Sofianek went from desk to desk endeavoring to troubleshoot. Six o’clock was approaching, and a line of cars containing waiting parents had begun to form outside the classroom windows. 

“I need an email address, but I don’t have one,” seventh-grader Lydia Burke said. 

“Use your mom’s,” her friend, seventh-grader Sophia Harris, suggested. 

Burke promptly got up and went to the window. 

“Mrs. Harris? Can you tell my mom I need her email address?” she called, proving that sometimes low-tech solutions are still the best. 

Soon, parents began to trickle into the classroom, curious as to how the work session was going. 

 “I told Lydia the she’s lucky to have such a good teacher,” said Michelle Territo, Burke’s mother. “Mrs. Sofianek could have just said, ‘Sorry, it’s been cancelled.’ She’s lucky to have someone willing to take this extra time for her.” 

Meanwhile, the students remained with their heads bent over their Chromebooks, reworking the steps in vain, as the atmosphere in the room grew tense and the clock ticked. 

It was then that Sofianek guided her students through one of the most important life lessons of all. 

“I’m going to call them and ask for help,” she announced, going out into the hall to call the organizers of the fair while the students persevered. 

In a few moments, she burst back into the room, her excitement infectious. 

“Guys! Guys! Guess what? We’re the only ones who have gotten this far!” 

The room burst into a wave of celebratory leaps and cheers; the students’ perspectives changed as they realized that even getting to this point was no small victory. 

“And we can’t even high-five, right?” Sofianek said. 

But that was all right; the students exchanged elbow bumps instead. 

After that, things went smoothly. 

There was only one more glitch. 

“Oh. I have to say I’m not a robot,” Burke said. 

“Say you’re not a robot,” Harris urged, as if cheering her classmate over the finish line of a race. 

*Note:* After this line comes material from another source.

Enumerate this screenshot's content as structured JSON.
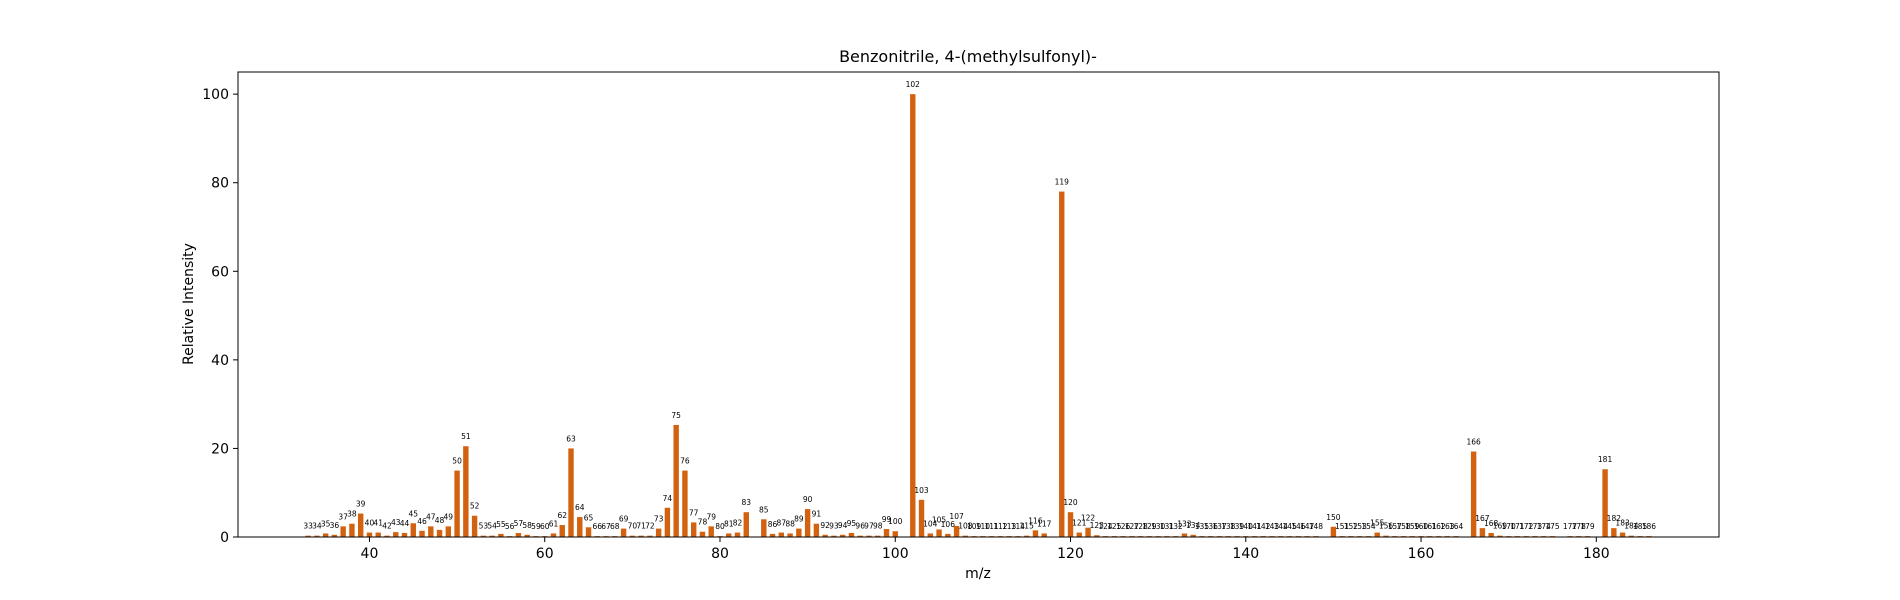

Nguyen remained in the classroom until the end, making sure each of his classmate’s project packages were complete as, one by one, the students took their leave. 

On Monday, March 16, they began learning from home and may not gather as a class again for some time. 

Even for the tech generation, virtual reality is all well and good, they said, but it can’t replace the sense of camaraderie and fun found in working together with friends.